HOUSTON -- Everything was in place, or so it seemed.
Astros starter Bud Norris turned in his second consecutive quality start at a time when the bullpen found itself depleted from Thursday's 14-inning loss. Houston's ace threw seven solid innings, holding the Tigers to two runs on five hits while striking out a season-high seven batters.
The Astros rallied from a 2-0 deficit with a three-run seventh to take a 3-2 lead to the ninth inning for closer Jose Veras.
But Tigers catcher Alex Avila had other plans. His two-run homer with one out in the ninth inning snapped a personal 0-for-8 streak at the plate and gave the Tigers a 4-3 win over the Astros in front of 16,719 at Minute Maid Park.
"Bud Norris did what a No. 1 starter does," Astros manager Bo Porter said. "When his team is light in the bullpen after a 14-inning game, he goes seven innings and held one of the best offensive teams in our league to two runs."
Tigers manager Jim Leyland recognized the efforts of not only Norris, but of the entire Astros staff, which for the most part has held down Detroit's potent offense in two games.
"Norris pitched really good," Leyland said. I was impressed. We don't see these guys much. They throw good pitchers at you."
"I went out and executed some pitches and the guys played defense behind me and had a great ballgame," Norris said. "We came out on the short end of the stick, but these guys fought for nine innings. It was a tough one to lose, for sure, but I know we played hard and that's a positive for us."
Third baseman Matt Dominguez started Houston's seventh-inning rally with a leadoff double. Rick Ankiel singled and Marwin Gonzalez sent a grounder off the glove of Tigers second baseman Omar Infante. It was ruled an error, but Gonzalez received the RBI when Dominguez crossed the plate with Houston's first run.
"It kept us in the game," Dominguez said of Houston's productive inning.
Robbie Grossman tied the game at 2-2 with an RBI single, scoring Ankiel and extending his hitting streak to five games, and Jose Altuve's infield single chased home Gonzalez with the go-ahead run.
"It was impressive because it wasn't home runs, it was quality at-bats," Porter said. "We kept the line moving. The balls were hit back up the middle to drive runs in. I thought the guys did a tremendous job of locking in during those at-bats with men in scoring position and getting the job done."
Altuve went 3-for-5 on the night, the fifth time this season the Astros' second baseman has tallied at least three hits in a game.
But in what has become an all-too-familiar outcome, the Astros couldn't hold the lead.

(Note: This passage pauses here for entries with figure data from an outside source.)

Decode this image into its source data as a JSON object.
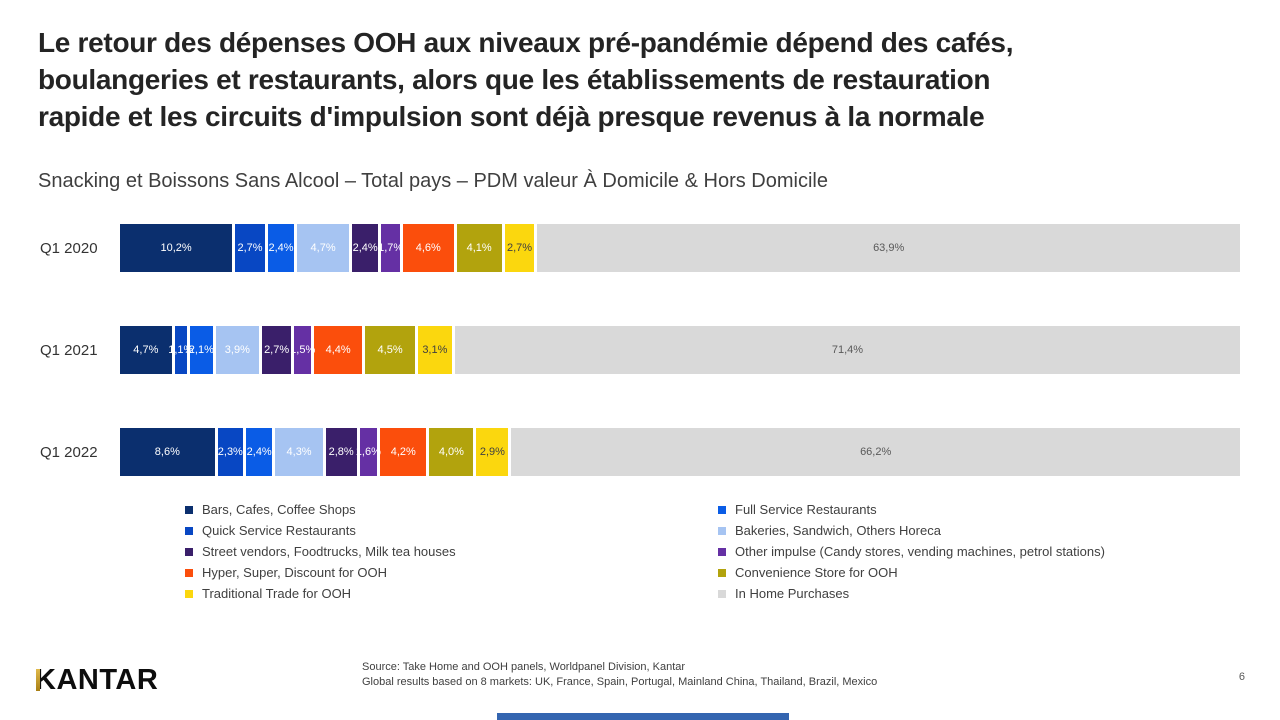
{
  "slide": {
    "title_lines": [
      "Le retour des dépenses OOH aux niveaux pré-pandémie dépend des cafés,",
      "boulangeries et restaurants, alors que les établissements de restauration",
      "rapide et les circuits d'impulsion sont déjà presque revenus à la normale"
    ],
    "subtitle": "Snacking et Boissons Sans Alcool – Total pays – PDM valeur À Domicile & Hors Domicile"
  },
  "chart_data": {
    "type": "bar",
    "stacked": true,
    "orientation": "horizontal",
    "unit": "% share of value",
    "categories": [
      "Q1 2020",
      "Q1 2021",
      "Q1 2022"
    ],
    "series": [
      {
        "name": "Bars, Cafes, Coffee Shops",
        "color": "#0B2F6E",
        "values": [
          10.2,
          4.7,
          8.6
        ],
        "labels": [
          "10,2%",
          "4,7%",
          "8,6%"
        ],
        "label_color": "#ffffff"
      },
      {
        "name": "Quick Service Restaurants",
        "color": "#0847C3",
        "values": [
          2.7,
          1.1,
          2.3
        ],
        "labels": [
          "2,7%",
          "1,1%",
          "2,3%"
        ],
        "label_color": "#ffffff"
      },
      {
        "name": "Full Service Restaurants",
        "color": "#0A5CE6",
        "values": [
          2.4,
          2.1,
          2.4
        ],
        "labels": [
          "2,4%",
          "2,1%",
          "2,4%"
        ],
        "label_color": "#ffffff"
      },
      {
        "name": "Bakeries, Sandwich, Others Horeca",
        "color": "#A6C4F2",
        "values": [
          4.7,
          3.9,
          4.3
        ],
        "labels": [
          "4,7%",
          "3,9%",
          "4,3%"
        ],
        "label_color": "#ffffff"
      },
      {
        "name": "Street vendors, Foodtrucks, Milk tea houses",
        "color": "#3A1F6A",
        "values": [
          2.4,
          2.7,
          2.8
        ],
        "labels": [
          "2,4%",
          "2,7%",
          "2,8%"
        ],
        "label_color": "#ffffff"
      },
      {
        "name": "Other impulse (Candy stores, vending machines, petrol stations)",
        "color": "#6530A4",
        "values": [
          1.7,
          1.5,
          1.6
        ],
        "labels": [
          "1,7%",
          "1,5%",
          "1,6%"
        ],
        "label_color": "#ffffff"
      },
      {
        "name": "Hyper, Super, Discount for OOH",
        "color": "#FB4E0C",
        "values": [
          4.6,
          4.4,
          4.2
        ],
        "labels": [
          "4,6%",
          "4,4%",
          "4,2%"
        ],
        "label_color": "#ffffff"
      },
      {
        "name": "Convenience Store for OOH",
        "color": "#B2A30D",
        "values": [
          4.1,
          4.5,
          4.0
        ],
        "labels": [
          "4,1%",
          "4,5%",
          "4,0%"
        ],
        "label_color": "#ffffff"
      },
      {
        "name": "Traditional Trade for OOH",
        "color": "#FBD70E",
        "values": [
          2.7,
          3.1,
          2.9
        ],
        "labels": [
          "2,7%",
          "3,1%",
          "2,9%"
        ],
        "label_color": "#404040"
      },
      {
        "name": "In Home Purchases",
        "color": "#D9D9D9",
        "values": [
          63.9,
          71.4,
          66.2
        ],
        "labels": [
          "63,9%",
          "71,4%",
          "66,2%"
        ],
        "label_color": "#595959"
      }
    ]
  },
  "legend": {
    "left": [
      {
        "label": "Bars, Cafes, Coffee Shops",
        "color": "#0B2F6E"
      },
      {
        "label": "Quick Service Restaurants",
        "color": "#0847C3"
      },
      {
        "label": "Street vendors, Foodtrucks, Milk tea houses",
        "color": "#3A1F6A"
      },
      {
        "label": "Hyper, Super, Discount for OOH",
        "color": "#FB4E0C"
      },
      {
        "label": "Traditional Trade for OOH",
        "color": "#FBD70E"
      }
    ],
    "right": [
      {
        "label": "Full Service Restaurants",
        "color": "#0A5CE6"
      },
      {
        "label": "Bakeries, Sandwich, Others Horeca",
        "color": "#A6C4F2"
      },
      {
        "label": "Other impulse (Candy stores, vending machines, petrol stations)",
        "color": "#6530A4"
      },
      {
        "label": "Convenience Store for OOH",
        "color": "#B2A30D"
      },
      {
        "label": "In Home Purchases",
        "color": "#D9D9D9"
      }
    ]
  },
  "footer": {
    "logo_text": "KANTAR",
    "source_line1": "Source: Take Home and OOH panels, Worldpanel Division, Kantar",
    "source_line2": "Global results based on 8 markets: UK, France, Spain, Portugal, Mainland China, Thailand, Brazil, Mexico",
    "page_number": "6"
  },
  "decor": {
    "bottom_bar_color": "#3465B0"
  }
}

"Losing is tough, any time," Porter said. "But from last night's game to tonight's game, you take away that this is the defending American League champion, and one play here, one play there, and both of these nights we're going home victorious. Unfortunately, that didn't happen.
"We've played good baseball. We've had some misfortune along the way. But the tide is going to change and a lot of these plays are going to go our way and we're going to hit our stretch of winning these type of ballgames."

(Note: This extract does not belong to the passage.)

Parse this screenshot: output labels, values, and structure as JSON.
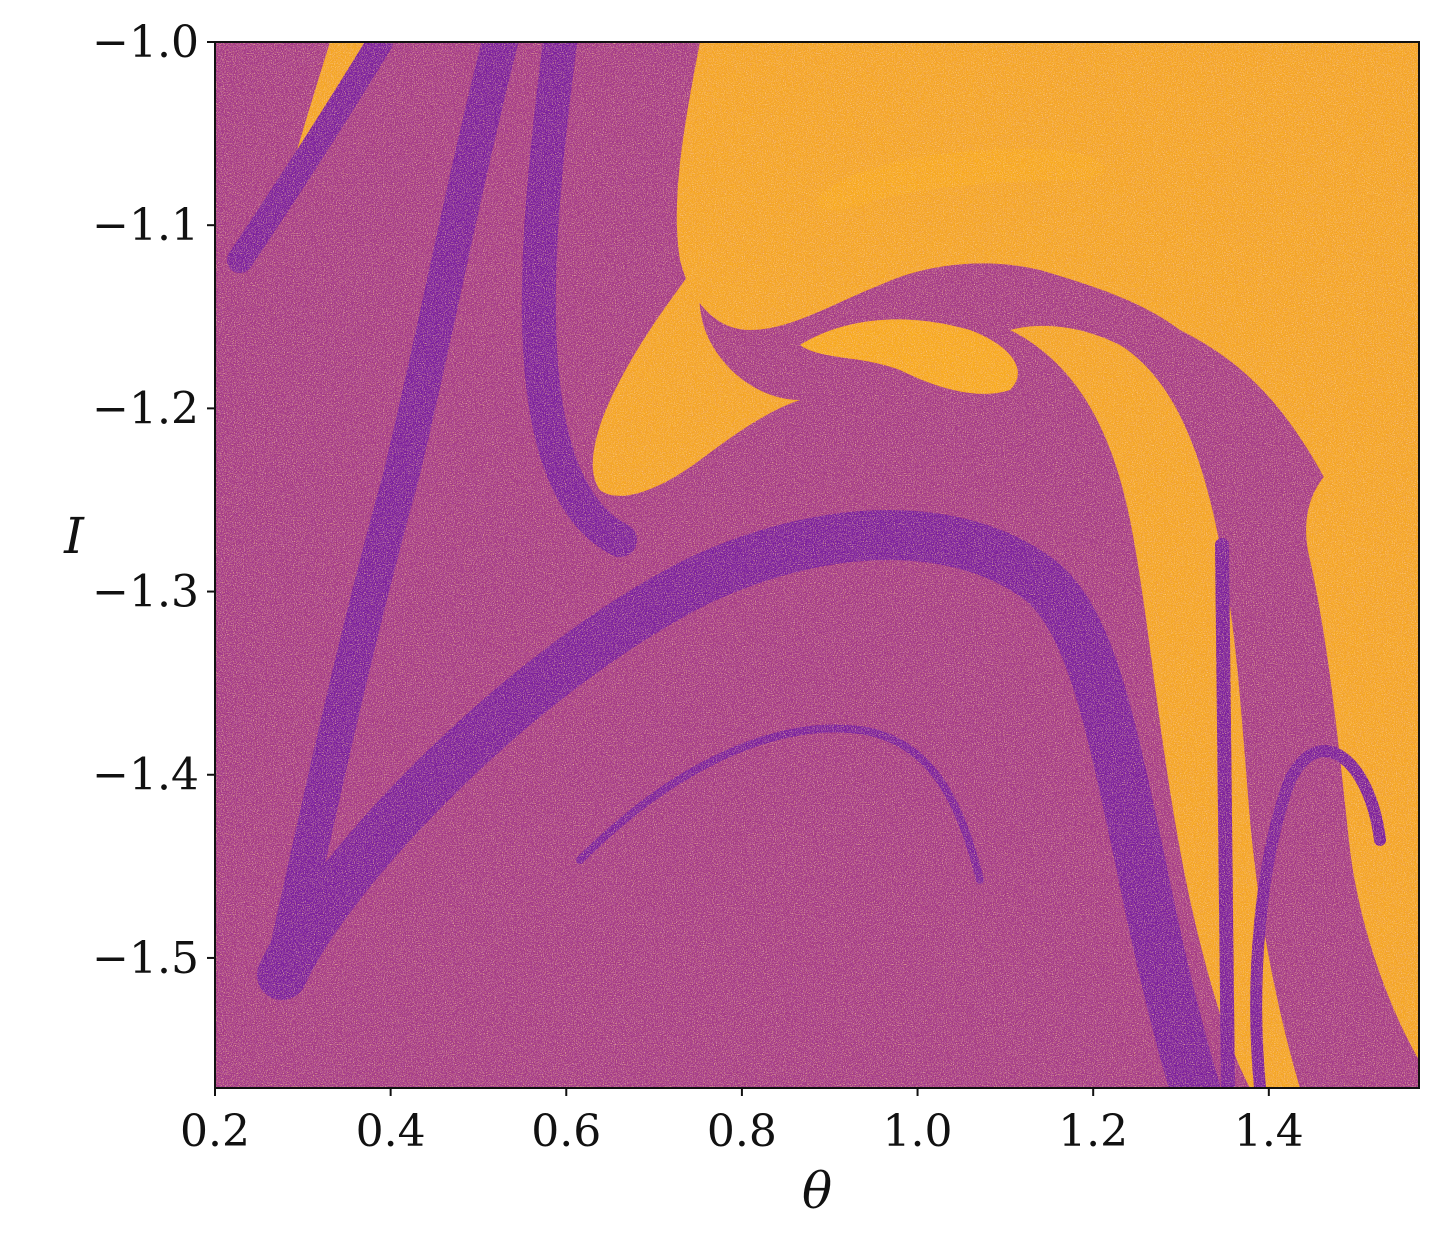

What the Astros did manage to do Friday was to break Detroit's consecutive game streak of 10-or-more strikeouts. Tigers pitching recorded just six strikeouts, and the seven-game streak -- an AL record -- came up one shy of the Major League mark set last year by the Milwaukee Brewers.

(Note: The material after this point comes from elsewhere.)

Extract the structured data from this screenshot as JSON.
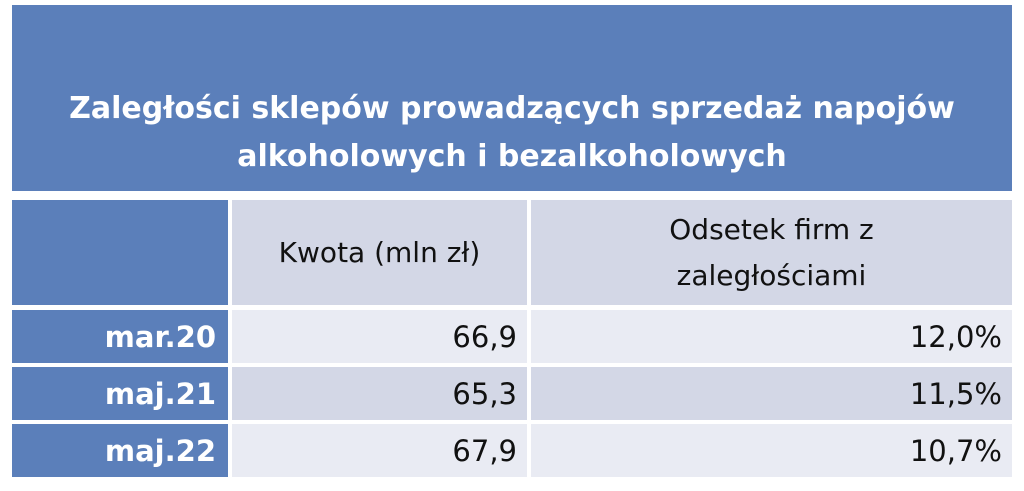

First baseman Carlos Pena also extended his season-long hitting streak to six games with a bunt single in the sixth inning. He is one of just three active players with at least 25 bunt hits and 250 homers, joining Derek Jeter and Carlos Beltran.
However, Jason Castro went 0-for-5 as Houston's designated hitter, which snapped his career-high nine-game hitting streak.
Glenn Sattell is a contributor to MLB.com This story was not subject to the approval of Major League Baseball or its clubs.